Литмир - Электронная Библиотека
A
A

— Что угодно вам, дитя мое? — сухо осведомился барон.

— Вчера, пока вас не было, пришел монах-францисканец и рассказал, что король французский кинул клич по всем христианским странам о начале нового крестового похода. Молю вашу светлость отпустить меня в поход.

— Отец! — с горящим взором обратился к барону Кнут. — Вы ведь обещали мне, что отпустите воевать за Святую Землю.

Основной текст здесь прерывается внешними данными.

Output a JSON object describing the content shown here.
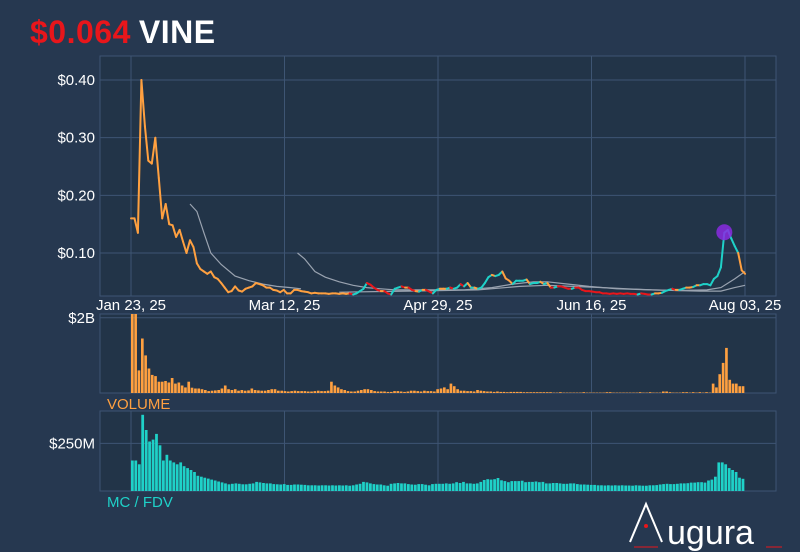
{
  "header": {
    "price": "$0.064",
    "ticker": "VINE"
  },
  "colors": {
    "background": "#263850",
    "panel": "#223448",
    "grid": "#3e5573",
    "price_up": "#1fd1c8",
    "price_down": "#e8161b",
    "price_flat": "#ffa040",
    "volume": "#ffa040",
    "mcap": "#1fd1c8",
    "ma": "#9aa3b0",
    "marker": "#8a2be2"
  },
  "chart_data": [
    {
      "type": "line",
      "ylim": [
        0.025,
        0.44
      ],
      "y_ticks": [
        "$0.10",
        "$0.20",
        "$0.30",
        "$0.40"
      ],
      "y_tick_values": [
        0.1,
        0.2,
        0.3,
        0.4
      ],
      "x_ticks": [
        "Jan 23, 25",
        "Mar 12, 25",
        "Apr 29, 25",
        "Jun 16, 25",
        "Aug 03, 25"
      ],
      "x_tick_days": [
        0,
        48,
        96,
        144,
        192
      ],
      "price_series": [
        [
          0,
          0.16
        ],
        [
          1,
          0.16
        ],
        [
          2,
          0.135
        ],
        [
          3,
          0.4
        ],
        [
          4,
          0.32
        ],
        [
          5,
          0.26
        ],
        [
          6,
          0.255
        ],
        [
          7,
          0.3
        ],
        [
          8,
          0.23
        ],
        [
          9,
          0.16
        ],
        [
          10,
          0.185
        ],
        [
          11,
          0.15
        ],
        [
          12,
          0.148
        ],
        [
          13,
          0.128
        ],
        [
          14,
          0.14
        ],
        [
          15,
          0.12
        ],
        [
          16,
          0.1
        ],
        [
          17,
          0.122
        ],
        [
          18,
          0.11
        ],
        [
          19,
          0.082
        ],
        [
          20,
          0.072
        ],
        [
          21,
          0.068
        ],
        [
          22,
          0.064
        ],
        [
          23,
          0.068
        ],
        [
          24,
          0.058
        ],
        [
          25,
          0.055
        ],
        [
          26,
          0.048
        ],
        [
          27,
          0.04
        ],
        [
          28,
          0.032
        ],
        [
          29,
          0.034
        ],
        [
          30,
          0.042
        ],
        [
          31,
          0.035
        ],
        [
          32,
          0.033
        ],
        [
          33,
          0.038
        ],
        [
          34,
          0.04
        ],
        [
          35,
          0.042
        ],
        [
          36,
          0.048
        ],
        [
          37,
          0.046
        ],
        [
          38,
          0.044
        ],
        [
          39,
          0.04
        ],
        [
          40,
          0.04
        ],
        [
          41,
          0.036
        ],
        [
          42,
          0.035
        ],
        [
          43,
          0.032
        ],
        [
          44,
          0.036
        ],
        [
          45,
          0.03
        ],
        [
          46,
          0.03
        ],
        [
          47,
          0.036
        ],
        [
          48,
          0.036
        ],
        [
          49,
          0.034
        ],
        [
          50,
          0.033
        ],
        [
          51,
          0.032
        ],
        [
          52,
          0.03
        ],
        [
          53,
          0.031
        ],
        [
          54,
          0.03
        ],
        [
          55,
          0.03
        ],
        [
          56,
          0.03
        ],
        [
          57,
          0.029
        ],
        [
          58,
          0.03
        ],
        [
          59,
          0.03
        ],
        [
          60,
          0.029
        ],
        [
          61,
          0.03
        ],
        [
          62,
          0.029
        ],
        [
          63,
          0.03
        ],
        [
          64,
          0.028
        ],
        [
          65,
          0.03
        ],
        [
          66,
          0.034
        ],
        [
          67,
          0.038
        ],
        [
          68,
          0.048
        ],
        [
          69,
          0.045
        ],
        [
          70,
          0.04
        ],
        [
          71,
          0.036
        ],
        [
          72,
          0.034
        ],
        [
          73,
          0.034
        ],
        [
          74,
          0.03
        ],
        [
          75,
          0.028
        ],
        [
          76,
          0.038
        ],
        [
          77,
          0.04
        ],
        [
          78,
          0.042
        ],
        [
          79,
          0.04
        ],
        [
          80,
          0.04
        ],
        [
          81,
          0.036
        ],
        [
          82,
          0.034
        ],
        [
          83,
          0.033
        ],
        [
          84,
          0.036
        ],
        [
          85,
          0.036
        ],
        [
          86,
          0.033
        ],
        [
          87,
          0.03
        ],
        [
          88,
          0.036
        ],
        [
          89,
          0.038
        ],
        [
          90,
          0.038
        ],
        [
          91,
          0.038
        ],
        [
          92,
          0.04
        ],
        [
          93,
          0.038
        ],
        [
          94,
          0.04
        ],
        [
          95,
          0.046
        ],
        [
          96,
          0.042
        ],
        [
          97,
          0.048
        ],
        [
          98,
          0.04
        ],
        [
          99,
          0.04
        ],
        [
          100,
          0.038
        ],
        [
          101,
          0.04
        ],
        [
          102,
          0.048
        ],
        [
          103,
          0.058
        ],
        [
          104,
          0.062
        ],
        [
          105,
          0.06
        ],
        [
          106,
          0.062
        ],
        [
          107,
          0.068
        ],
        [
          108,
          0.056
        ],
        [
          109,
          0.052
        ],
        [
          110,
          0.046
        ],
        [
          111,
          0.052
        ],
        [
          112,
          0.052
        ],
        [
          113,
          0.052
        ],
        [
          114,
          0.054
        ],
        [
          115,
          0.046
        ],
        [
          116,
          0.048
        ],
        [
          117,
          0.048
        ],
        [
          118,
          0.05
        ],
        [
          119,
          0.046
        ],
        [
          120,
          0.048
        ],
        [
          121,
          0.04
        ],
        [
          122,
          0.04
        ],
        [
          123,
          0.042
        ],
        [
          124,
          0.042
        ],
        [
          125,
          0.04
        ],
        [
          126,
          0.038
        ],
        [
          127,
          0.038
        ],
        [
          128,
          0.04
        ],
        [
          129,
          0.04
        ],
        [
          130,
          0.036
        ],
        [
          131,
          0.034
        ],
        [
          132,
          0.034
        ],
        [
          133,
          0.033
        ],
        [
          134,
          0.032
        ],
        [
          135,
          0.032
        ],
        [
          136,
          0.03
        ],
        [
          137,
          0.03
        ],
        [
          138,
          0.029
        ],
        [
          139,
          0.03
        ],
        [
          140,
          0.029
        ],
        [
          141,
          0.03
        ],
        [
          142,
          0.029
        ],
        [
          143,
          0.03
        ],
        [
          144,
          0.029
        ],
        [
          145,
          0.029
        ],
        [
          146,
          0.028
        ],
        [
          147,
          0.03
        ],
        [
          148,
          0.029
        ],
        [
          149,
          0.028
        ],
        [
          150,
          0.028
        ],
        [
          151,
          0.03
        ],
        [
          152,
          0.03
        ],
        [
          153,
          0.031
        ],
        [
          154,
          0.034
        ],
        [
          155,
          0.036
        ],
        [
          156,
          0.038
        ],
        [
          157,
          0.036
        ],
        [
          158,
          0.036
        ],
        [
          159,
          0.038
        ],
        [
          160,
          0.04
        ],
        [
          161,
          0.04
        ],
        [
          162,
          0.041
        ],
        [
          163,
          0.044
        ],
        [
          164,
          0.044
        ],
        [
          165,
          0.046
        ],
        [
          166,
          0.046
        ],
        [
          167,
          0.044
        ],
        [
          168,
          0.055
        ],
        [
          169,
          0.06
        ],
        [
          170,
          0.075
        ],
        [
          171,
          0.135
        ],
        [
          172,
          0.14
        ],
        [
          173,
          0.125
        ],
        [
          174,
          0.112
        ],
        [
          175,
          0.1
        ],
        [
          176,
          0.07
        ],
        [
          177,
          0.064
        ]
      ],
      "moving_averages": [
        {
          "points": [
            [
              17,
              0.185
            ],
            [
              19,
              0.172
            ],
            [
              21,
              0.135
            ],
            [
              23,
              0.1
            ],
            [
              26,
              0.08
            ],
            [
              30,
              0.06
            ],
            [
              34,
              0.052
            ],
            [
              38,
              0.046
            ],
            [
              42,
              0.042
            ],
            [
              46,
              0.04
            ],
            [
              49,
              0.038
            ]
          ]
        },
        {
          "points": [
            [
              48,
              0.1
            ],
            [
              50,
              0.09
            ],
            [
              53,
              0.068
            ],
            [
              56,
              0.058
            ],
            [
              60,
              0.05
            ],
            [
              64,
              0.044
            ],
            [
              68,
              0.04
            ],
            [
              72,
              0.038
            ],
            [
              76,
              0.036
            ],
            [
              80,
              0.036
            ],
            [
              88,
              0.036
            ],
            [
              96,
              0.036
            ],
            [
              104,
              0.04
            ],
            [
              110,
              0.046
            ],
            [
              116,
              0.05
            ],
            [
              120,
              0.05
            ],
            [
              126,
              0.046
            ],
            [
              132,
              0.042
            ],
            [
              140,
              0.038
            ],
            [
              150,
              0.036
            ],
            [
              158,
              0.035
            ],
            [
              166,
              0.036
            ],
            [
              170,
              0.04
            ],
            [
              174,
              0.055
            ],
            [
              177,
              0.068
            ]
          ]
        },
        {
          "points": [
            [
              60,
              0.032
            ],
            [
              80,
              0.034
            ],
            [
              100,
              0.036
            ],
            [
              112,
              0.042
            ],
            [
              120,
              0.044
            ],
            [
              136,
              0.04
            ],
            [
              150,
              0.036
            ],
            [
              164,
              0.034
            ],
            [
              170,
              0.034
            ],
            [
              174,
              0.04
            ],
            [
              177,
              0.044
            ]
          ]
        }
      ],
      "marker": {
        "day": 171,
        "value": 0.136
      }
    },
    {
      "type": "bar",
      "ylabel": "VOLUME",
      "y_ticks": [
        "$2B"
      ],
      "y_tick_values": [
        2.0
      ],
      "ylim": [
        0,
        2.1
      ],
      "values": [
        2.1,
        2.1,
        0.6,
        1.45,
        1.0,
        0.65,
        0.48,
        0.45,
        0.3,
        0.3,
        0.32,
        0.28,
        0.4,
        0.25,
        0.28,
        0.2,
        0.15,
        0.3,
        0.14,
        0.12,
        0.12,
        0.1,
        0.08,
        0.05,
        0.06,
        0.07,
        0.08,
        0.12,
        0.2,
        0.1,
        0.08,
        0.1,
        0.06,
        0.08,
        0.06,
        0.07,
        0.12,
        0.08,
        0.07,
        0.06,
        0.06,
        0.08,
        0.1,
        0.1,
        0.06,
        0.06,
        0.05,
        0.04,
        0.05,
        0.06,
        0.05,
        0.05,
        0.05,
        0.04,
        0.04,
        0.05,
        0.06,
        0.05,
        0.05,
        0.06,
        0.3,
        0.2,
        0.15,
        0.1,
        0.08,
        0.05,
        0.04,
        0.04,
        0.06,
        0.08,
        0.1,
        0.1,
        0.08,
        0.05,
        0.04,
        0.04,
        0.04,
        0.03,
        0.03,
        0.05,
        0.05,
        0.04,
        0.03,
        0.04,
        0.06,
        0.06,
        0.05,
        0.04,
        0.06,
        0.05,
        0.05,
        0.04,
        0.1,
        0.12,
        0.15,
        0.1,
        0.25,
        0.18,
        0.1,
        0.06,
        0.06,
        0.05,
        0.05,
        0.04,
        0.08,
        0.06,
        0.05,
        0.04,
        0.04,
        0.03,
        0.04,
        0.03,
        0.03,
        0.02,
        0.03,
        0.03,
        0.03,
        0.03,
        0.02,
        0.02,
        0.02,
        0.02,
        0.02,
        0.02,
        0.02,
        0.02,
        0.02,
        0.01,
        0.01,
        0.02,
        0.01,
        0.01,
        0.01,
        0.01,
        0.01,
        0.01,
        0.02,
        0.01,
        0.01,
        0.01,
        0.01,
        0.01,
        0.01,
        0.02,
        0.02,
        0.01,
        0.01,
        0.01,
        0.01,
        0.01,
        0.01,
        0.01,
        0.01,
        0.02,
        0.01,
        0.01,
        0.02,
        0.01,
        0.01,
        0.01,
        0.04,
        0.04,
        0.02,
        0.01,
        0.01,
        0.01,
        0.02,
        0.02,
        0.01,
        0.02,
        0.01,
        0.02,
        0.01,
        0.02,
        0.01,
        0.25,
        0.15,
        0.5,
        0.8,
        1.2,
        0.35,
        0.25,
        0.25,
        0.18,
        0.18
      ]
    },
    {
      "type": "bar",
      "ylabel": "MC / FDV",
      "y_ticks": [
        "$250M"
      ],
      "y_tick_values": [
        250
      ],
      "ylim": [
        0,
        420
      ],
      "values": [
        160,
        160,
        140,
        400,
        320,
        260,
        270,
        300,
        240,
        160,
        190,
        160,
        150,
        140,
        150,
        130,
        120,
        110,
        100,
        80,
        75,
        70,
        65,
        60,
        55,
        50,
        45,
        40,
        35,
        38,
        40,
        38,
        35,
        35,
        38,
        40,
        48,
        45,
        42,
        40,
        40,
        36,
        35,
        34,
        36,
        32,
        32,
        34,
        34,
        33,
        32,
        30,
        30,
        30,
        29,
        30,
        30,
        29,
        30,
        29,
        30,
        29,
        30,
        28,
        30,
        34,
        38,
        48,
        45,
        40,
        36,
        34,
        34,
        30,
        28,
        38,
        40,
        42,
        40,
        40,
        36,
        34,
        33,
        36,
        36,
        33,
        30,
        36,
        38,
        38,
        38,
        40,
        38,
        40,
        46,
        42,
        48,
        40,
        40,
        38,
        40,
        48,
        58,
        62,
        60,
        62,
        68,
        56,
        52,
        46,
        52,
        52,
        52,
        54,
        46,
        48,
        48,
        50,
        46,
        48,
        40,
        40,
        42,
        42,
        40,
        38,
        38,
        40,
        40,
        36,
        34,
        34,
        33,
        32,
        32,
        30,
        30,
        29,
        30,
        29,
        30,
        29,
        30,
        29,
        29,
        28,
        30,
        29,
        28,
        28,
        30,
        30,
        31,
        34,
        36,
        38,
        36,
        36,
        38,
        40,
        40,
        41,
        44,
        44,
        46,
        46,
        44,
        55,
        60,
        75,
        150,
        150,
        140,
        120,
        110,
        100,
        70,
        64
      ]
    }
  ]
}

— Обещал, — признал отец после короткого раздумья. — Но я не могу допустить, чтобы поместье осталось без хозяина. Кто-то должен помогать мне управляться со всей этой оравой бездельников. — Он обратился к младшему сыну: — Ты поедешь драться с сарацинами, сын мой. И не дай Бог, тебе вновь опозорить меня, как ты это чуть, было, не сделал в мирной жизни. В путь я тебе дам коня, доспехи и трех оруженосцев, воюй под знаменами того сеньора, кто окажется тебе по душе. Но не вздумай возвращаться сюда без денег и без славы.

— Сын мой, — баронесса фон Лаубах подняла на юношу свои большие печальные глаза. — Хочу просить вас только об одном: будьте милосердны к женщинам благородного происхождения. Помните, для женщины нет участи хуже, чем быть поруганной и обесчещенной. Не насилуйте благородных дам. Пользуйтесь для этого служанками. Если же вы не сможете удержаться от соблазна изнасиловать госпожу, то не оставляйте ее после этого на поругание солдатам, а помогите ей с достоинством уйти из жизни.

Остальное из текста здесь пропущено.